In some ways this is just an AI embodiment of the old slogan that “if you can’t dazzle them with diamonds, you should baffle them with bullshit.” Alas, the LLM primed with previous answers does not seem to be capable of producing diamonds; but, as I’ve previously observed, it is at its core a highly capable bullshitter.
The alarming aspect of this situation is not the production of draft responses via AI. As I’ve noted, those are not necessarily different in quality from the ones produced by humans. Instead, I find myself with two related concerns about the future evolution of RFPs:
First, my role as reviewer might be replaced by some future AI. This doesn’t concern me because I fear the loss of employment; instead, because my review is based on both knowledge of the actual product and a theory of mind for the questioners, I don’t see how LLMs would be able to do the kinds of checks that I’m doing.
Second, the customer organizations asking questions might choose to deal with RFP responses by using their own AI systems.
It’s already a somewhat cartoonish process for a big company to buy a complex product, involving what is sometimes a huge pile of text and spreadsheets, covering many weird and arbitrary questions about points of compliance with laws and regulations and best practices of various kinds.
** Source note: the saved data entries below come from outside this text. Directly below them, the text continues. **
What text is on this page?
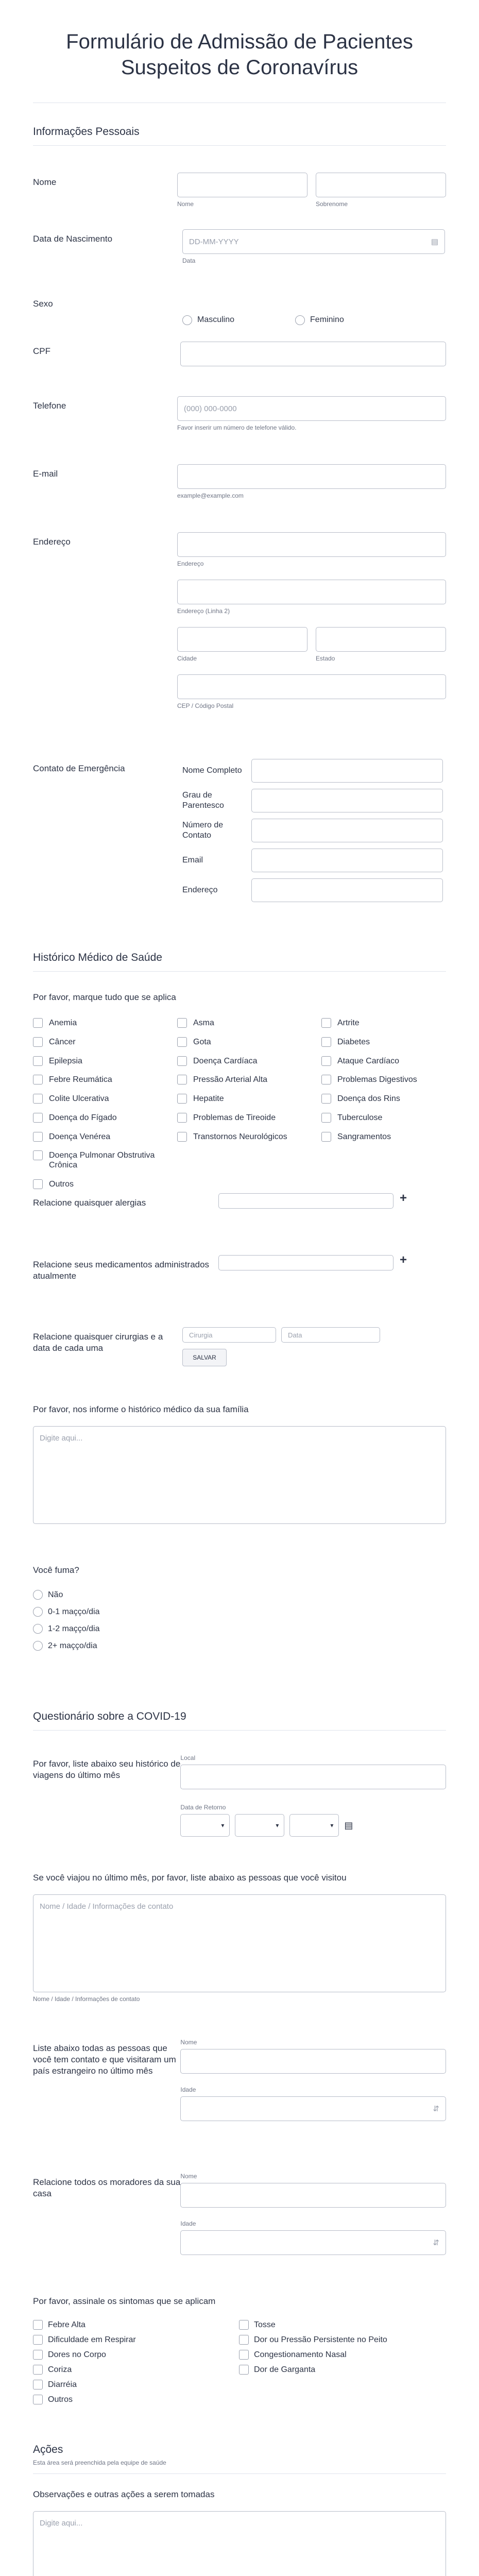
Formulário de Admissão de Pacientes Suspeitos de Coronavírus
Informações Pessoais
Nome
Nome	Sobrenome
Data de Nascimento	DD-MM-YYYY	▤
Data
Sexo
Masculino	Feminino
CPF
Telefone	(000) 000-0000
Favor inserir um número de telefone válido.
E-mail
example@example.com
Endereço
Endereço
Endereço (Linha 2)
Cidade	Estado
CEP / Código Postal
Contato de Emergência	Nome Completo
Grau de Parentesco
Número de Contato
Email
Endereço
Histórico Médico de Saúde
Por favor, marque tudo que se aplica
Anemia	Asma	Artrite
Câncer	Gota	Diabetes
Epilepsia	Doença Cardíaca	Ataque Cardíaco
Febre Reumática	Pressão Arterial Alta	Problemas Digestivos
Colite Ulcerativa	Hepatite	Doença dos Rins
Doença do Fígado	Problemas de Tireoide	Tuberculose
Doença Venérea	Transtornos Neurológicos	Sangramentos
Doença Pulmonar Obstrutiva Crônica
Outros
Relacione quaisquer alergias	+
Relacione seus medicamentos administrados atualmente
+
Relacione quaisquer cirurgias e a data de cada uma
Cirurgia	Data
SALVAR
Por favor, nos informe o histórico médico da sua família
Digite aqui...
Você fuma?
Não
0-1 maçço/dia
1-2 maçço/dia
2+ maçço/dia
Questionário sobre a COVID-19
Por favor, liste abaixo seu histórico de viagens do último mês
Local
Data de Retorno
▾	▾	▾	▤
Se você viajou no último mês, por favor, liste abaixo as pessoas que você visitou
Nome / Idade / Informações de contato
Nome / Idade / Informações de contato
Liste abaixo todas as pessoas que você tem contato e que visitaram um país estrangeiro no último mês
Nome
Idade
⇵
Relacione todos os moradores da sua casa
Nome
Idade
⇵
Por favor, assinale os sintomas que se aplicam
Febre Alta
Dificuldade em Respirar
Dores no Corpo
Coriza
Diarréia
Outros
Tosse
Dor ou Pressão Persistente no Peito
Congestionamento Nasal
Dor de Garganta
Ações
Esta área será preenchida pela equipe de saúde
Observações e outras ações a serem tomadas
Digite aqui...
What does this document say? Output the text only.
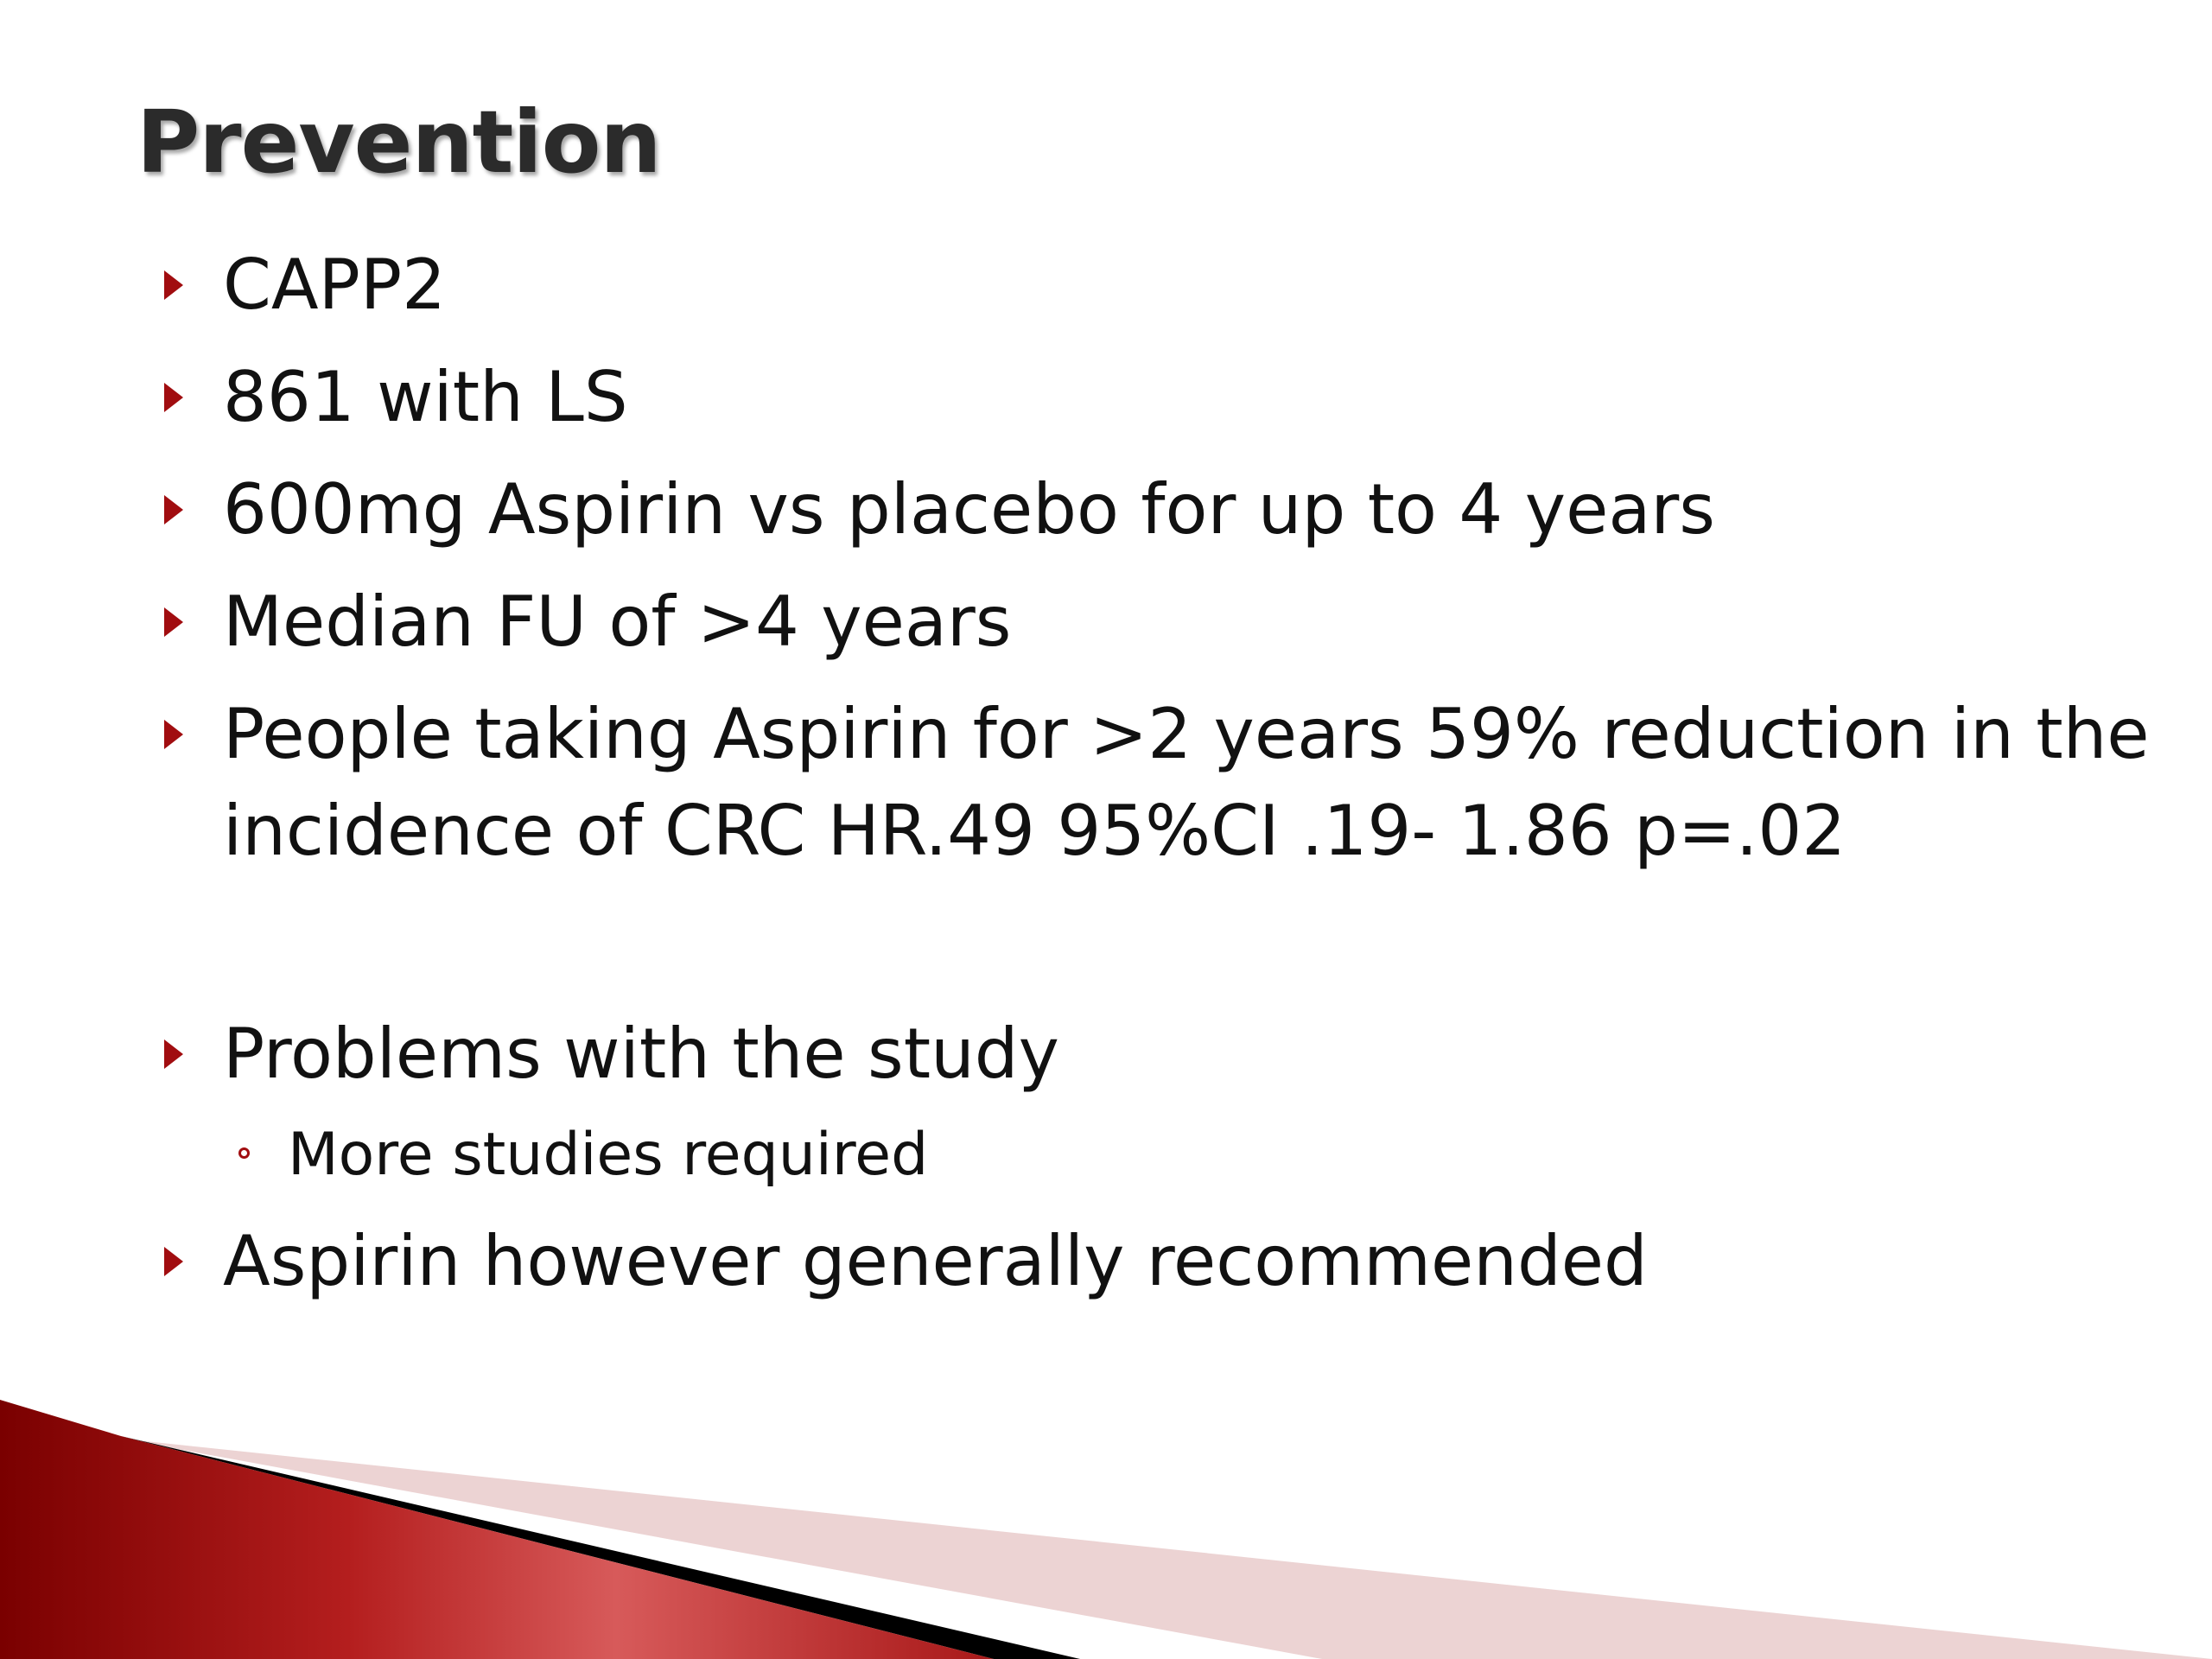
Prevention
CAPP2
861 with LS
600mg Aspirin vs placebo for up to 4 years
Median FU of >4 years
People taking Aspirin for >2 years 59% reduction in the
incidence of CRC HR.49 95%CI .19- 1.86 p=.02
Problems with the study
More studies required
Aspirin however generally recommended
It’s worrisome that the RFP answers produced by an AI, then reviewed by an AI, might then be checked by an AI after being returned to the company that asked for them.
There is some possibility that the entire flabby text-generating and -consuming loop would have no necessary connection to actual compliance, or any shared understanding of reality. It would all be metalinguistic games, with various “documents” being exchanged but with no clear connection to the real objects of concern: products on one hand; laws, regulations, and polices on the other hand. By some misguided measure of “efficiency,” this system might seem like an improvement: more text handled, by fewer people, per unit of time. But in a thoughtful assessment of effectiveness, this process seems like a kind of cyclic garbage, referring to itself but unconnected to anything that matters.
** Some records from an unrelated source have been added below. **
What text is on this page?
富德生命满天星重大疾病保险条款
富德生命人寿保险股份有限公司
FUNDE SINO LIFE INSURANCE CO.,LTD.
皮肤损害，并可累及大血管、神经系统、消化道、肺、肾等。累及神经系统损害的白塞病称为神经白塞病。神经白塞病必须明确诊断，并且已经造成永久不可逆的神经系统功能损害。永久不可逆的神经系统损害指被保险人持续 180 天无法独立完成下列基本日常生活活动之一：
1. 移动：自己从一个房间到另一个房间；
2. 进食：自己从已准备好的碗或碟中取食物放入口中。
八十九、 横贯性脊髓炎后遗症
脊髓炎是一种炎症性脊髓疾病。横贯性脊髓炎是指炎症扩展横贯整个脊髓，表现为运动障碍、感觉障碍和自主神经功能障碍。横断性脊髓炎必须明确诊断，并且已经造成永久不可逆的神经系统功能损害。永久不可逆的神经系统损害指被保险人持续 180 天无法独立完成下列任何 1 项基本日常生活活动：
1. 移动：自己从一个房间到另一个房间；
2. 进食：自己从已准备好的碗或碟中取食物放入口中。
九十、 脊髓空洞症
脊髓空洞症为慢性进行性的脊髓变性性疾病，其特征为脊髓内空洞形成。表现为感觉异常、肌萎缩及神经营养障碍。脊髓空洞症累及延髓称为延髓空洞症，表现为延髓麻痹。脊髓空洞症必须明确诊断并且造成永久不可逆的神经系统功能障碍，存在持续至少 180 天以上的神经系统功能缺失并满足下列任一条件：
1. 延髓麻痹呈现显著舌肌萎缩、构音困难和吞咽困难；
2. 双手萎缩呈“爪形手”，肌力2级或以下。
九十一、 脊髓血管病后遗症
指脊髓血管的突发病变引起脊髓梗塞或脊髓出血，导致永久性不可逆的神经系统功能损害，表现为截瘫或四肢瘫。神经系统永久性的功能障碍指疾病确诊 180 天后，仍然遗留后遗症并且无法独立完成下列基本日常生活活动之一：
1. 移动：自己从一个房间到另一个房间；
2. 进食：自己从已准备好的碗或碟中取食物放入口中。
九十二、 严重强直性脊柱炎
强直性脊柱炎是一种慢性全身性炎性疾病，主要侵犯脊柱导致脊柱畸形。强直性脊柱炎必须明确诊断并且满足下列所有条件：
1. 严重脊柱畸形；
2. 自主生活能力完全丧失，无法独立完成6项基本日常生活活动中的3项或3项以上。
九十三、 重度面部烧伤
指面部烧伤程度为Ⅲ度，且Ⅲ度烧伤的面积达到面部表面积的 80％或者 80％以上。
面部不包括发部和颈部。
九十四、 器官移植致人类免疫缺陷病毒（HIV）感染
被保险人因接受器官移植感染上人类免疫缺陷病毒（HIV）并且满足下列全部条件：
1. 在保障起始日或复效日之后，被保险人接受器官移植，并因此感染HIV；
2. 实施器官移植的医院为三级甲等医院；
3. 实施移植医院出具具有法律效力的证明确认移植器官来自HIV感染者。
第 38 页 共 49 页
There was a really good post a couple of weeks ago, speculating on the question, "What if AI had written the Gettysburg Address?" The conclusion was that the result would have been very similar to the two-hour speech Edward Everett gave as the warmup act for Lincoln that day. The one that later prompted Everett to tell Lincoln, "“I should be glad if I could flatter myself that I came as near to the central idea of the occasion, in two hours, as you did in two minutes.”
One quote I've always kept in mind in my own writing came from Ray Bradbury's essay, "Zen in the Art of Writing" - "The artist learns what to leave out." The way you hone your craft is by figuring out what you don't need to say. Such a concept would never occur to an AI unless it was told to do so, and even then it probably wouldn't do a very good job.
https://open.substack.com/pub/danielkwilliams/p/what-if-ai-had-written-the-gettysburg?utm_campaign=post-expanded-share&utm_medium=post%20viewer
I agree that a “verbosity knob” would be really useful. Some AI tools offer summaries of their own responses, but those summaries often repeat parts of the overly detailed answer that didn’t need to be there in the first place.